ALBUM REVIEW – “I Am King” by Code Orange

Absolutely no one in the known universe does hardcore like Code Orange. Few bands have gone to such lengths to cultivate the oppressive image that the Pittsburgh quintet have. With just handful of demos and a single legitimate full length under their belt, CO has become *the* up and coming band in modern hardcore, with a fan base (the “Thinners of the Herd”) sweeping the nation like a bona fide cult. Their 2012 release Love Is Love//Return To Dust established the group as a violent, raw, doom obsessed, punk band with absolutely nothing to lose. After a name change in 2014 (The band was known as Code Orange Kids), the band claimed that it marked a “new era for the band” and thus set the world up for what would become the I Am King hype train.

This is a bleeping colossal record. Oozing and crashing through 11 tracks, the band explores a host of new ideas left mostly untouched on previous outings. Fret not, much of what fans loved about Code Orange Kids has made the transition, there is no lack of ambition or fear on to be found here, even if I Am King is a much much darker and more drudging affair than Love Is Love. The traditional multimeter d-beat and blast sections appear and vanish in spastic flourishes in an effort to give needed space to the album’s main sonic textures: relentless chugging and dissonant atmospheres, wrapped in a disturbing grunge wrapper. There are zero punches pulled on I Am King, as it moves beyond the more “beatdown” style of Love Is Love, to something more sinister.

Code Orange vent their ambitions for a new musical direction by scattering various non-genre elements all over King. Sure this sort of mixture of styles showed itself on Love Is Love, but King boldly steps on hardcore toes in several locations. The psuedo choir section of “Starve” being the best example. There is an obvious love of genres like shoegaze and even post punk (sometimes the same thing but oh well) and it adds a really special element to the album. CO don’t depend on sheer volume to do their work for them, at least not as much as one may think. It certainly helps, but sometimes the group pulls back and heads elsewhere, and this is what makes Code Orange a standout band, a willingness to mix and express.

Legendary producer Kurt Ballou leaves his mark on the record with all sorts of nifty tricks and ideas. The production and mixing lets CO be chaotic without stepping outside too many boundaries to be nigh ineffective. The music gets busy, but there is always a purpose, an underlying culture that CO have created and permeate. There are odds and ends throughout where Kurt obviously took full creative reign, to help extend the band’s sound beyond the member’s mental walls. Example: recording an opening to a song in a “room” for effect is no secret, but whatever room the very beginning of “Starve” was tracked in has a very distinct character, it’s metallic, bitter and almost claustrophobic. It’s a tiny detail, but it shows the sort of art listeners are dealing with.

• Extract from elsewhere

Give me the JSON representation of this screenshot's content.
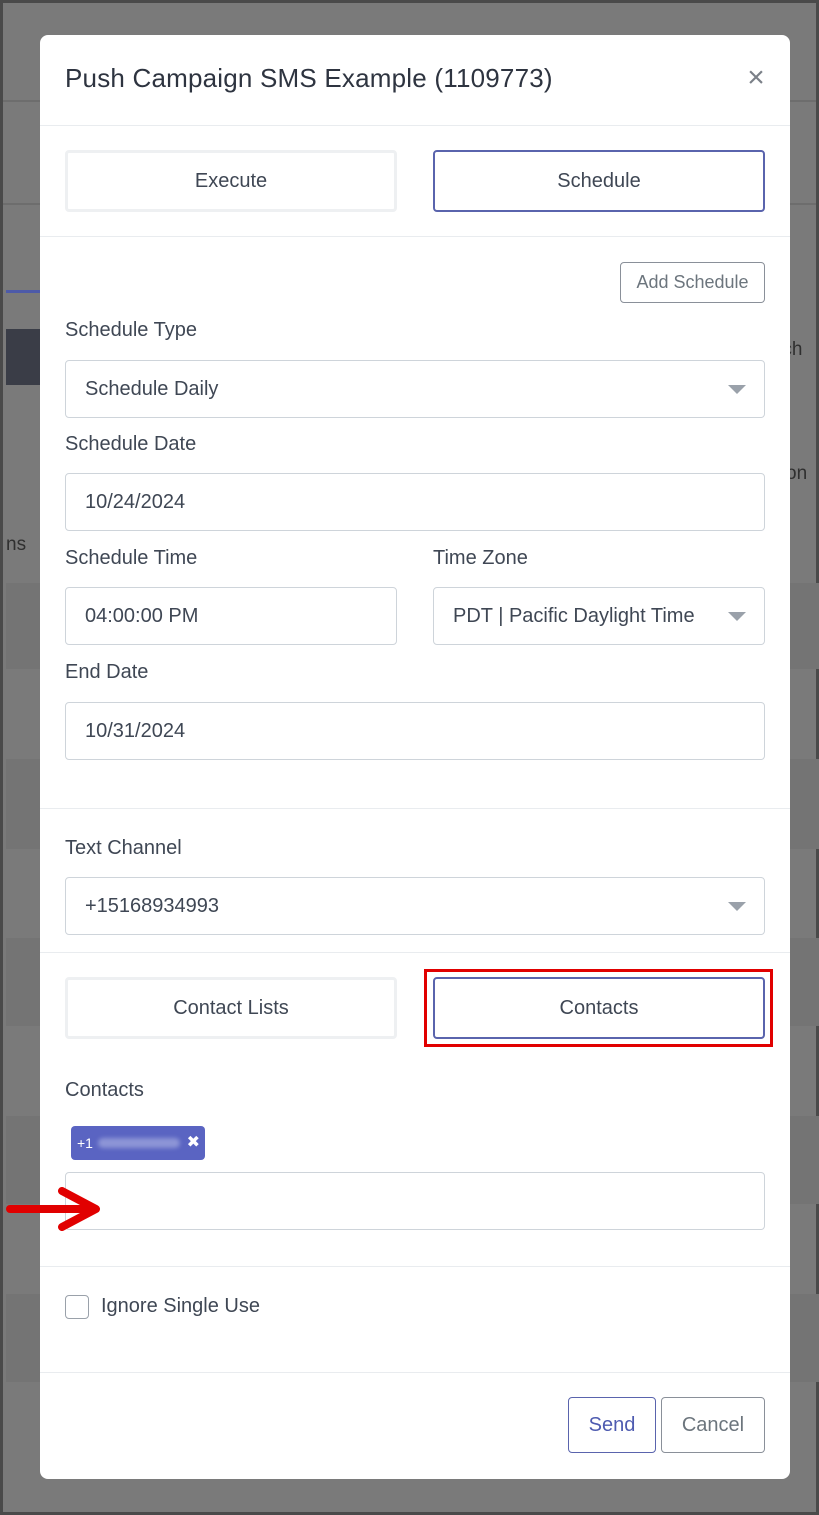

Then there are the atmospheric sounds scattered throughout. It isn’t even necessary to pay attention because each sound is extremely unique and makes itself known. The opening title track kicks off with a scorching wall of noise, “Mercy” closes with a brooding transmission of sorts, “Your Body Is Ready…” has an odd distorted synth in its final moments, etcetc. Whether these sounds came from Kurt or Code Orange is irrelevant, because they are the icing on the cake and add an almost sense of maturity to the band’s sound.

All in all, If Love Is Love was meant to be the Code Orange manifesto, and King is supposedly the revolution itself, there are still a few pieces missing. It’s bloody, oppressive, terrifying, but to put it next to Love Is Love and call it a successor isn’t exactly the smartest move. An incredible record to be sure, but it just feels a little dull at times, and doesn’t live up as much hype as some may claim. Maybe a little energy should have been taken from hyping I Am King up and put into truly foolproof writing.

There just some moments when Code Orange slips too far into being breakdown happy, or into-dare I say it-riff happy. The ending of “Starve” may be the best example of this, and it makes I Am King just a shade too accessible (read: catchy) and prevents it from quite living in the shadow of its benchmark setting predecessor. There are so many great things going on with King, and it gets away from CO once or twice, when an album really needed to be perfect, a record that is slightly less than perfection seems to feel like failure.